How to Capture After-hour Leads: If you Snooze you Lose
Imagine you arrive at your automobile dealership at 9 a.m. on the dot and find an email inquiry from a customer who was prowling your website last night and wanted to schedule a test drive. Your enthusiasm may be short lived. The customer may already be behind the wheel at a competing dealership across town.
Such is commerce in an digital age where businesses and customers never sleep. Some 23% of leads come in after hours, and 50% of customers do business with the first company that contacts them, according to a survey by ReachLocal.
Customers are reaching out at all hours through email, phone, and web forms. These prospects want immediate attention, but rarely receive it. Another survey of 2,241 American companies found that those that responded to customer inquiries took 42 hours on average. Some 23% of companies never responded at all — the exact same percentage as the number of inquiries that come in after closing time.
Being Fast Closes Deals
Salespeople who follow up within an hour are more than 30 times more likely to speak to the decision-maker than those who wait a full day to respond. In the case of car dealerships, customers are three times more likely to come in for a visit when their online inquiries receive a response within 10 minutes; however, only 36% of dealers responded to requests submitted after hours.
“This potentially represents lost business as multiple manufacturers have stated that up to 40% of all consumer leads are submitted when dealerships are closed,” noted Digital Air Strike, the social media firm that conducted the study.
Respond With Technology
In a 24-7 world, the key is to automate your response after-hours. A variety of communications platforms provide options for how you can respond in a timely manner to a customer inquiry:
- An automated email can tell the customer the name of the salesperson who will contact them in the morning.
- Open-access calendars can allow customers to schedule their own appointments.
- Text alerts can immediately tell a manager or business owner about an inquiry, allowing them to decide if it’s important enough to respond to, or forward to an employee.
- Chat bots can simulate live support via artificial intelligence based on your team’s customer service chat logs.
- Digital answering services can handle inquiries, using a script provided by the small business to book the appointment.

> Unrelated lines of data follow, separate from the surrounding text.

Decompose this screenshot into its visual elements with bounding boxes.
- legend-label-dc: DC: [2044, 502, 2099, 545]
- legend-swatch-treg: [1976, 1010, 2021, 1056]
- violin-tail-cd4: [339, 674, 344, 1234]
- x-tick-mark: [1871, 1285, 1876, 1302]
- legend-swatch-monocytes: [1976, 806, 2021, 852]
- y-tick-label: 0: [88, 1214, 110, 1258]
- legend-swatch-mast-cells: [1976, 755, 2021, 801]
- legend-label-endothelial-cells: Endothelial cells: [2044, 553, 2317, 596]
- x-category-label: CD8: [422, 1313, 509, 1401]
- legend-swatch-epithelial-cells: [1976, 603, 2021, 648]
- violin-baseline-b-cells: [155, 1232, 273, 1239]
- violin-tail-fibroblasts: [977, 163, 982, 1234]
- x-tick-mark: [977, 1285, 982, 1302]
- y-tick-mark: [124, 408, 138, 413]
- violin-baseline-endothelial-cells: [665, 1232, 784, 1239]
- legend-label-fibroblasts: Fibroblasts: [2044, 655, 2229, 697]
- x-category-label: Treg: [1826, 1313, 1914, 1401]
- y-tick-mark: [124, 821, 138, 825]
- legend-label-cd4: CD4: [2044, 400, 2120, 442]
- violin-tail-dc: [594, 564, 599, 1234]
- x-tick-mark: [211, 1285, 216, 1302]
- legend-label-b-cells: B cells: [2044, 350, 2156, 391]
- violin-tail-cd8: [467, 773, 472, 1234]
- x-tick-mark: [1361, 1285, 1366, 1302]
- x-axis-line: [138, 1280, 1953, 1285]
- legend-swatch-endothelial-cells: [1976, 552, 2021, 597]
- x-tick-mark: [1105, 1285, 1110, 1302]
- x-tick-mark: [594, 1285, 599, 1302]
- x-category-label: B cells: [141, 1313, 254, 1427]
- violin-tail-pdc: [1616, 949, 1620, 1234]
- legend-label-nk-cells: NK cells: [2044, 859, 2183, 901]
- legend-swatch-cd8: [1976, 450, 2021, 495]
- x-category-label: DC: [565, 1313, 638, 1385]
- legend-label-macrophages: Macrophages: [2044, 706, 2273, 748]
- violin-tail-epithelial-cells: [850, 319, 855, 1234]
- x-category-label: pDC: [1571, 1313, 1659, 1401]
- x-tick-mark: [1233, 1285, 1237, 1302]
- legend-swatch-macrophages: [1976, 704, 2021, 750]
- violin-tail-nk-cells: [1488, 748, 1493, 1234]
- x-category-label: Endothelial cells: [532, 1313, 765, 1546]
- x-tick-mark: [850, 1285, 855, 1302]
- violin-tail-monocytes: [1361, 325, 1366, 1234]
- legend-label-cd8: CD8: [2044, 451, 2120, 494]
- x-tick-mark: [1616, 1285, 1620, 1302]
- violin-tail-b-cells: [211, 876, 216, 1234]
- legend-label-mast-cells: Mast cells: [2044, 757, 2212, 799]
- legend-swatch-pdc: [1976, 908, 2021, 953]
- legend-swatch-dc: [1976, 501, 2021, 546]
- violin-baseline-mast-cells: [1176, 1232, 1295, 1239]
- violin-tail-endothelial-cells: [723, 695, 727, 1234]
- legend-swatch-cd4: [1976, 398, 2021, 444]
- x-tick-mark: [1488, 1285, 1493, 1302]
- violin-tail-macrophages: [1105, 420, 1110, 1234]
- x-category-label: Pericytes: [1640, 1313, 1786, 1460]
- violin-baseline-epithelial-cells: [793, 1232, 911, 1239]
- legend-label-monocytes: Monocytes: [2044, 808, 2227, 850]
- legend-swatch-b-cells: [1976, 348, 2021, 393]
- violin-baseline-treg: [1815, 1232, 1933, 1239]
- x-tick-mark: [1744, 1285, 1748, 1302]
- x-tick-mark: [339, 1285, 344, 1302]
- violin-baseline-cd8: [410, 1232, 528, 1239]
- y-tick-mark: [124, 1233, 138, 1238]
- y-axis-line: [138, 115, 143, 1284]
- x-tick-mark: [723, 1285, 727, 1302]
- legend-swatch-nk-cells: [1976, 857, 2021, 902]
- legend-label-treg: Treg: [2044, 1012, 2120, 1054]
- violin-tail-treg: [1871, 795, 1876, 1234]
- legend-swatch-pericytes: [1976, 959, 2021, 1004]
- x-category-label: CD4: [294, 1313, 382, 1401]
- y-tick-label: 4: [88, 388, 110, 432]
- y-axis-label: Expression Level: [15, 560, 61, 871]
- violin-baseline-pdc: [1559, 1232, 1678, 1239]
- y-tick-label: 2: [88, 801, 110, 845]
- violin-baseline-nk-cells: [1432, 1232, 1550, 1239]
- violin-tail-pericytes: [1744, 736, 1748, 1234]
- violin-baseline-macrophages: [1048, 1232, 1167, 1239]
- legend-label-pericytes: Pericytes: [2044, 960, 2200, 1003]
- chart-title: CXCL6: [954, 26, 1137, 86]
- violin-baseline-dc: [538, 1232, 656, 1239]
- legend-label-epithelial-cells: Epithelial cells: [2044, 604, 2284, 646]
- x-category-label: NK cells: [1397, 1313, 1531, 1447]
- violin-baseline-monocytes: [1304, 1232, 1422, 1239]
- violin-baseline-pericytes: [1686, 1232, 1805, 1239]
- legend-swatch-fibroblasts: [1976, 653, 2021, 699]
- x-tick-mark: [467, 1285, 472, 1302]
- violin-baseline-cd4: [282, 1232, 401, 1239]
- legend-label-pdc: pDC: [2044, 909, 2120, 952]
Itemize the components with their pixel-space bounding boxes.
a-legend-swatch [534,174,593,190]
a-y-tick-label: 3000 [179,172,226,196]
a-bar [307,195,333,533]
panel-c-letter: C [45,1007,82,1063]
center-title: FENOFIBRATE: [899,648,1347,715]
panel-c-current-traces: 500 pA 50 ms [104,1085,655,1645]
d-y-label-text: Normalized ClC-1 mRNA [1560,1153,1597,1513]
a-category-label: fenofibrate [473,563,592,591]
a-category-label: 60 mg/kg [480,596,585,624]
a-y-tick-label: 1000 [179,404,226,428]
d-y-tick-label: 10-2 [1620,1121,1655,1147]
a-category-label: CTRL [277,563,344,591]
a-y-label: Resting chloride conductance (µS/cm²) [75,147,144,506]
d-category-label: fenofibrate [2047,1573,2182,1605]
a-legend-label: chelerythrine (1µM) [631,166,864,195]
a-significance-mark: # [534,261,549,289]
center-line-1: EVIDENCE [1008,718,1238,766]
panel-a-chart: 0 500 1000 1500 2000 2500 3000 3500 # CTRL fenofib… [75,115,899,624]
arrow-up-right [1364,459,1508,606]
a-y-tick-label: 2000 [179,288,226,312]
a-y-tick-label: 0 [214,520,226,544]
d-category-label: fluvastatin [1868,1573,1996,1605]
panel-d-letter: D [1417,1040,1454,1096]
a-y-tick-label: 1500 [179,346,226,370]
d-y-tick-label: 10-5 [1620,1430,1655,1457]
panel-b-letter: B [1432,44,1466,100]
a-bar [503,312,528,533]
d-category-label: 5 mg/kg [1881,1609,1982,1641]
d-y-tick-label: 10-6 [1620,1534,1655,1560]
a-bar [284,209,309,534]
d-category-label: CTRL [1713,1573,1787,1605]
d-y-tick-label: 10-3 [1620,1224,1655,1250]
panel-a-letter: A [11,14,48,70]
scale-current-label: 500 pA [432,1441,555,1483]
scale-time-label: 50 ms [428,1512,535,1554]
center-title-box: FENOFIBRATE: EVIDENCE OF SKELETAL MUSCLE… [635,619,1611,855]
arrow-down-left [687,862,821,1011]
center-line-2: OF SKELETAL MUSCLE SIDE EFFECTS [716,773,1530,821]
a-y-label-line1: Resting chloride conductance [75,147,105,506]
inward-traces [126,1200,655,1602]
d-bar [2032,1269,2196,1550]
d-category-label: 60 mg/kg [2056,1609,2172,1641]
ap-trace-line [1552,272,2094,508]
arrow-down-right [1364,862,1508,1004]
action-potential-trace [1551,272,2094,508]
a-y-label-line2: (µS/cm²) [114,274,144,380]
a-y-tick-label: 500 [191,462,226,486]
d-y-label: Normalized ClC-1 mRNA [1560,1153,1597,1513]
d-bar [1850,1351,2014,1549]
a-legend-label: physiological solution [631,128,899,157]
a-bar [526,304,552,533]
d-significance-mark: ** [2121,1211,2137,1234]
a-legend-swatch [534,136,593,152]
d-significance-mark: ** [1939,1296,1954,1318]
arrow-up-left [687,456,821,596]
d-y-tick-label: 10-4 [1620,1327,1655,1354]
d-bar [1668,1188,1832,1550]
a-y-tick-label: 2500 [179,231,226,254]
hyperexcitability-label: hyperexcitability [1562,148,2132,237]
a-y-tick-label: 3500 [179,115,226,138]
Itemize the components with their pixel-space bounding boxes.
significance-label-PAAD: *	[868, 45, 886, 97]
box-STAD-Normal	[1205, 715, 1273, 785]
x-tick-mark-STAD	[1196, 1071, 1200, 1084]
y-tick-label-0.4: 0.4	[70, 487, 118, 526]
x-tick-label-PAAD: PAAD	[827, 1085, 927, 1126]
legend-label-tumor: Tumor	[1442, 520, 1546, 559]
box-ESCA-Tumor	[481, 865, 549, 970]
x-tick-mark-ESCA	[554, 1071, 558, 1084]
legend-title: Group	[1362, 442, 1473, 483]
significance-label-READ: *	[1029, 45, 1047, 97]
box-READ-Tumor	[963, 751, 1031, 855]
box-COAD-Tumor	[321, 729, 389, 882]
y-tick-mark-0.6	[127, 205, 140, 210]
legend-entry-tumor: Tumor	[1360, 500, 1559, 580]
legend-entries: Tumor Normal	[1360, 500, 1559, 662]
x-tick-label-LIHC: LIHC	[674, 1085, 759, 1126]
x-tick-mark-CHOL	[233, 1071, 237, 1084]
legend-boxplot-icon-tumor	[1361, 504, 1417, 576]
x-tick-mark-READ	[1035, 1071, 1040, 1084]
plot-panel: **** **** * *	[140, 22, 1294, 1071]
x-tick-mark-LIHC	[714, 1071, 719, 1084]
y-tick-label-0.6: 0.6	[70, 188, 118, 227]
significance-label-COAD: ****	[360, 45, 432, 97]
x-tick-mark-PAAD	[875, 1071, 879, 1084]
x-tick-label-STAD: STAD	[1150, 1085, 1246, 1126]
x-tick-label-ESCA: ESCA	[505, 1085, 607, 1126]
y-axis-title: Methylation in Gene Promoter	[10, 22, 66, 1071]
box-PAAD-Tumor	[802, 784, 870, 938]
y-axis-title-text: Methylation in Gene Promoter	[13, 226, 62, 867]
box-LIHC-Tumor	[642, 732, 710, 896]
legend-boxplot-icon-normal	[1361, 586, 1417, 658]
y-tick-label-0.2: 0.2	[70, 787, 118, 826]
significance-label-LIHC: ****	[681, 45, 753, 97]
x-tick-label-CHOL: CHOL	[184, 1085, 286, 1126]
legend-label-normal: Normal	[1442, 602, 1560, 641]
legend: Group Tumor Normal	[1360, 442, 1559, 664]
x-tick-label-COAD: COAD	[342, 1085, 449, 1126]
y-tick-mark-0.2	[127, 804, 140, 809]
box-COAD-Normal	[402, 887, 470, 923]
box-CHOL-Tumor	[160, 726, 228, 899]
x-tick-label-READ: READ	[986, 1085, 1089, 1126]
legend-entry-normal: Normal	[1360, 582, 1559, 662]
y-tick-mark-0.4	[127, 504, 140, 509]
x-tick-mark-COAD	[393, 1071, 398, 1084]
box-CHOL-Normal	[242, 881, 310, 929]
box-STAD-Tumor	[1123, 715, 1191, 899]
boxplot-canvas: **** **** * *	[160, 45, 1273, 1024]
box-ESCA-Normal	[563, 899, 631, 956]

Janette Derbyshire, a property manager at Old Pasadena Collection Apartments who uses automated technology for after-hour leads, says such technology has had a significant impact on her business. “Marketing automation tools are allowing us to respond quickly to our leasing leads and has helped us to organize all the lead sources,” she says. “And that difference in response time continues to make leasing apartments even more successful.”
In an era where the Internet is the new storefront, an online inquiry should be treated with the same respect and swiftness as a customer who walks through the front door. Don’t keep them waiting.